Des maux pour le dire

par Robert Jasmin
Des maux pour le dire

Le titre de mon billet me vient de celui que j’ai lu hier dans mon mensuel préféré, Philosophie magazine. Il m’a rappelé un événement que j’ai vécu il y a plusieurs années lorsque j’étais conférencier bénévole une ou deux fois par année, pour l’organisme Solidarité deuil d’enfant. J’y témoignais de mon expérience et de mes réflexions car, comme tous les parents présents à ces rencontres, j’avais aussi perdu un enfant.

Dans la deuxième partie de ces soirées, les parents qui le désiraient pouvaient aussi présenter leur propre témoignage. Toutes les histoires étaient profondément différentes mais avaient toutes en commun de parler d’une absence pour laquelle personne n’est préparé. À travers le partage des expériences et des sentiments exprimés dans la douleur, on en venait au moins à briser le mur de la solitude qui avait enfermé les gens dans leur peine.

Un soir, lors d’une de ces réunions, un homme qui était venu seul à la rencontre, a observé un lourd silence tout au long de la soirée, assis au fond de la salle. À la fin, après que tous aient quitté, il s’avança vers moi pour me dire ce qui suit : «Vous avez devant vous un homme bardé de diplômes universitaires : je suis actuaire, ingénieur et informaticien. J’ai 39 ans et depuis deux ans, depuis la mort de ma fille de 9 ans, je ne suis plus que l’ombre de moi-même. Des amis m’ont conseillé de venir ici à cette rencontre. Ce soir, j’ai compris ce qui m’arrivait : j’ai compris que, malgré mes diplômes, je me suis retrouvé tout nu dans la tempête, démuni, sans mots pour exprimer ma peine».
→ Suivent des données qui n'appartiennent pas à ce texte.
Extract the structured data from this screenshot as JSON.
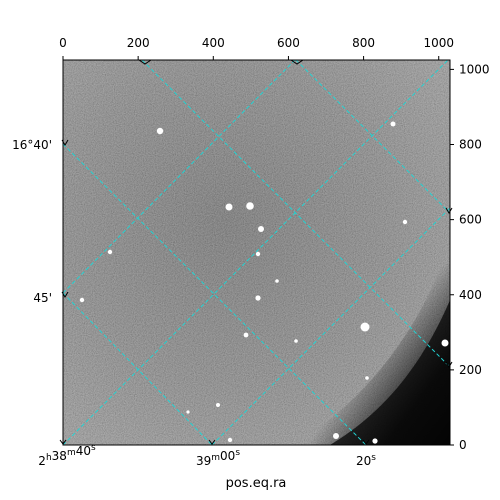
{
  "figure": {
    "xlabel": "pos.eq.ra",
    "pixel_x_ticks": [
      "0",
      "200",
      "400",
      "600",
      "800",
      "1000"
    ],
    "pixel_y_ticks": [
      "0",
      "200",
      "400",
      "600",
      "800",
      "1000"
    ],
    "ra_ticks": [
      {
        "h": "2",
        "h_unit": "h",
        "m": "38",
        "m_unit": "m",
        "s": "40",
        "s_unit": "s"
      },
      {
        "h": "",
        "h_unit": "",
        "m": "39",
        "m_unit": "m",
        "s": "00",
        "s_unit": "s"
      },
      {
        "h": "",
        "h_unit": "",
        "m": "",
        "m_unit": "",
        "s": "20",
        "s_unit": "s"
      }
    ],
    "dec_ticks": [
      "16°40'",
      "45'"
    ],
    "grid_color": "#22d3d3",
    "image_description_colors": {
      "background_sky": "#6a6a6a",
      "dark_corner": "#0a0a0a",
      "stars": "#ffffff"
    }
  }
}
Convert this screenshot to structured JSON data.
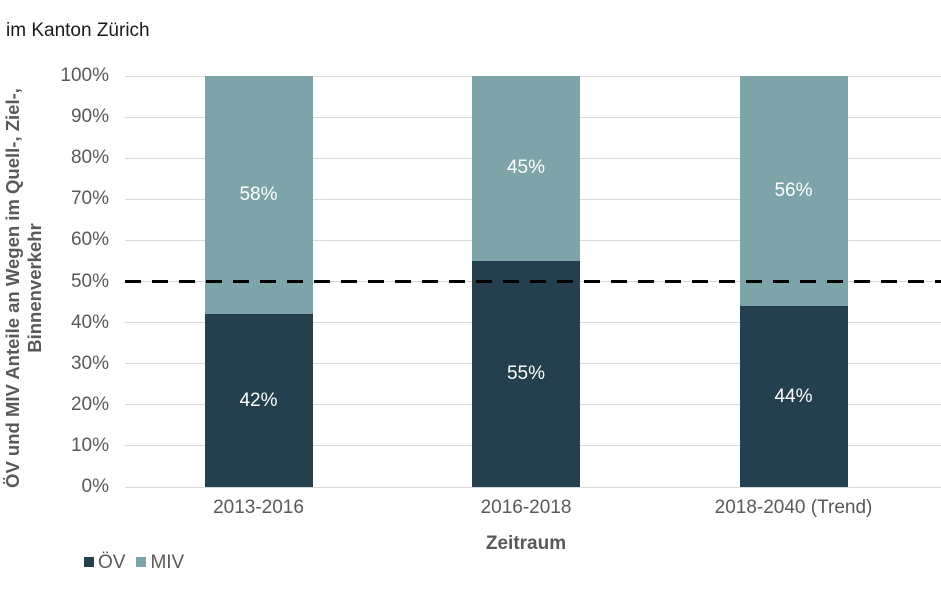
{
  "title": "im Kanton Zürich",
  "colors": {
    "oev": "#24404e",
    "miv": "#7da4a9",
    "gridline": "#d9d9d9",
    "tick_label": "#595959",
    "axis_title": "#404040",
    "chart_title": "#262626",
    "reference_line": "#000000",
    "data_label": "#ffffff",
    "background": "#ffffff"
  },
  "chart_data": {
    "type": "bar",
    "stacked": true,
    "title": "im Kanton Zürich",
    "categories": [
      "2013-2016",
      "2016-2018",
      "2018-2040 (Trend)"
    ],
    "series": [
      {
        "name": "ÖV",
        "values": [
          42,
          55,
          44
        ],
        "color": "#24404e"
      },
      {
        "name": "MIV",
        "values": [
          58,
          45,
          56
        ],
        "color": "#7da4a9"
      }
    ],
    "data_label_suffix": "%",
    "xlabel": "Zeitraum",
    "ylabel": "ÖV und MIV Anteile an Wegen im Quell-, Ziel-, Binnenverkehr",
    "ylabel_lines": [
      "ÖV und MIV Anteile an Wegen im Quell-, Ziel-,",
      "Binnenverkehr"
    ],
    "ylim": [
      0,
      100
    ],
    "ytick_step": 10,
    "ytick_labels": [
      "0%",
      "10%",
      "20%",
      "30%",
      "40%",
      "50%",
      "60%",
      "70%",
      "80%",
      "90%",
      "100%"
    ],
    "grid": true,
    "legend_position": "bottom-left",
    "legend": [
      "ÖV",
      "MIV"
    ],
    "reference_line": {
      "value": 50,
      "style": "dashed",
      "color": "#000000"
    }
  }
}
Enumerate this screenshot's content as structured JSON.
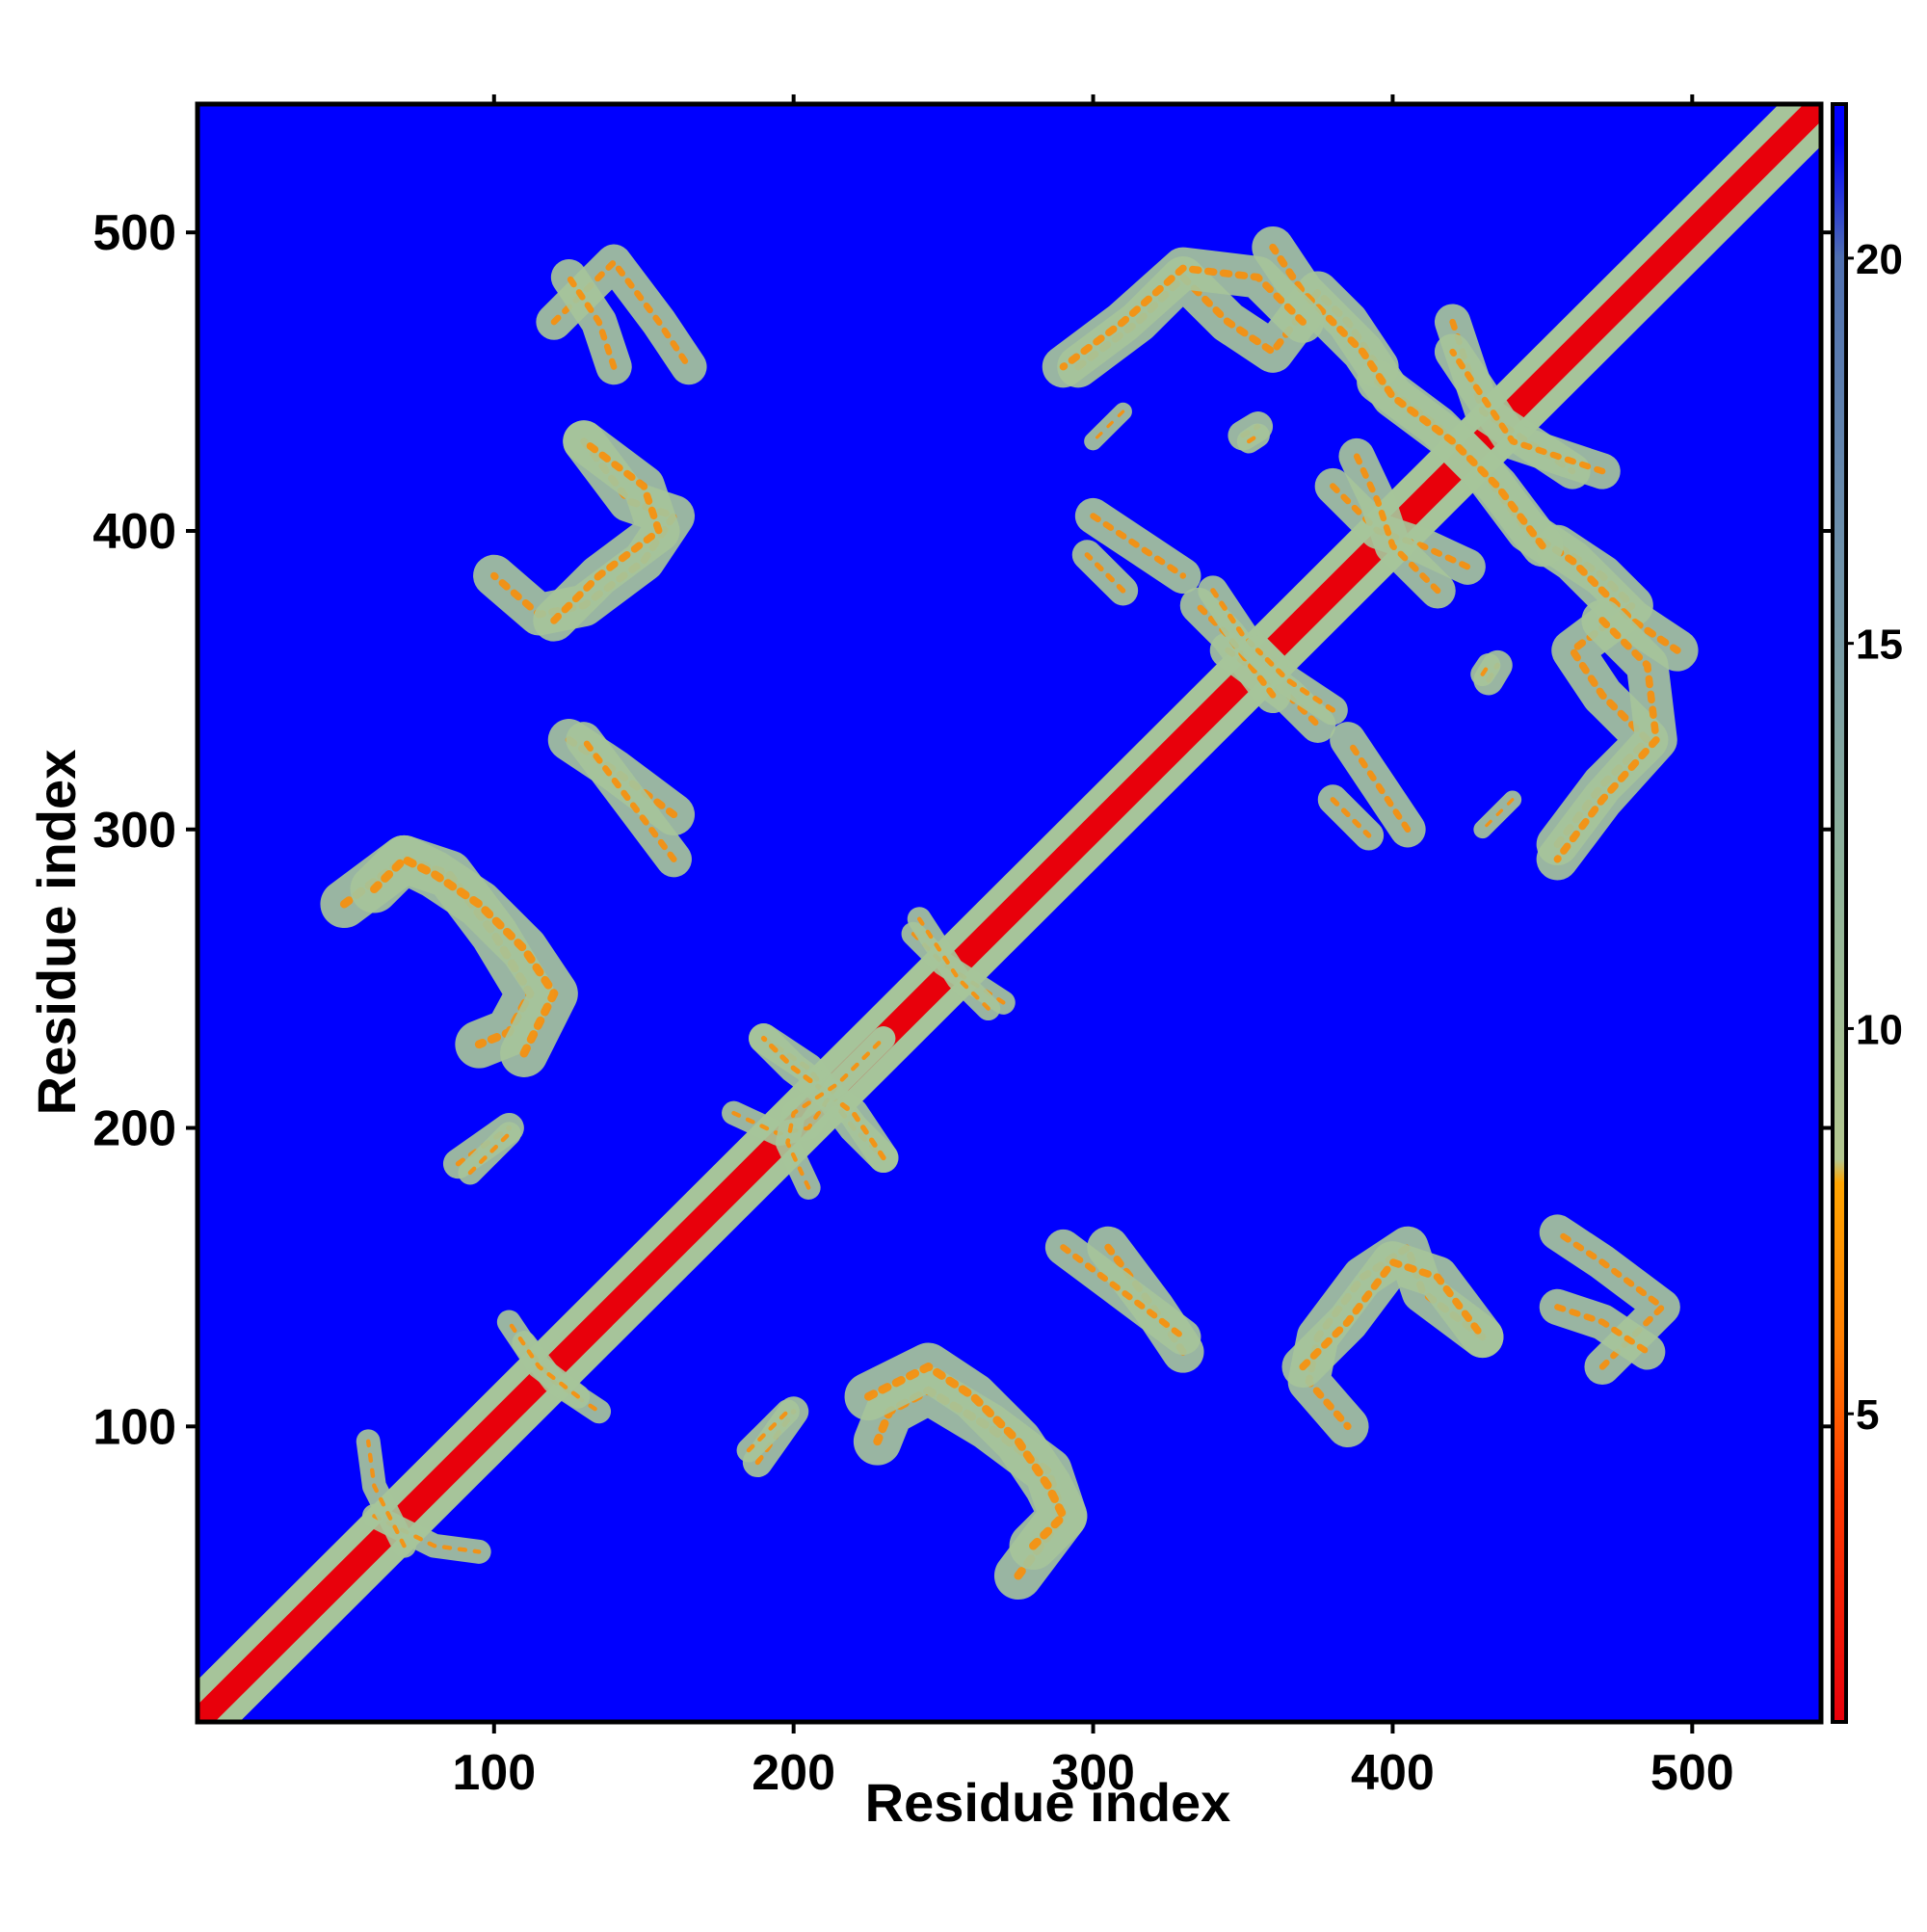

Je lui ai demandé de s’expliquer.»Durant mes études collégiales, a-t-il dit, je côtoyais des étudiants qui lisaient beaucoup, au-delà de ce qui était requis, qui se passionnaient pour le théâtre, les oeuvres de fiction ou de poésie. Et je me disais que moi, j’étais sérieux, que j’avais une carrière à envisager et construire. J’ai compris ce soir que c’est eux qui avaient raison, que, si je me préparais à réussir dans la vie, eux se préparaient à réussir leur vie, que les mots qu’on trouve dans les histoires nous servent à dire la vie et la mort. Ce soir, je commence enfin à avoir les mots pour dire ce qui m’est arrivé.» Cet homme au coeur meurtri venait de comprendre que mettre des mots sur nos maux c’est déjà s’engager sur le chemin de la guérison.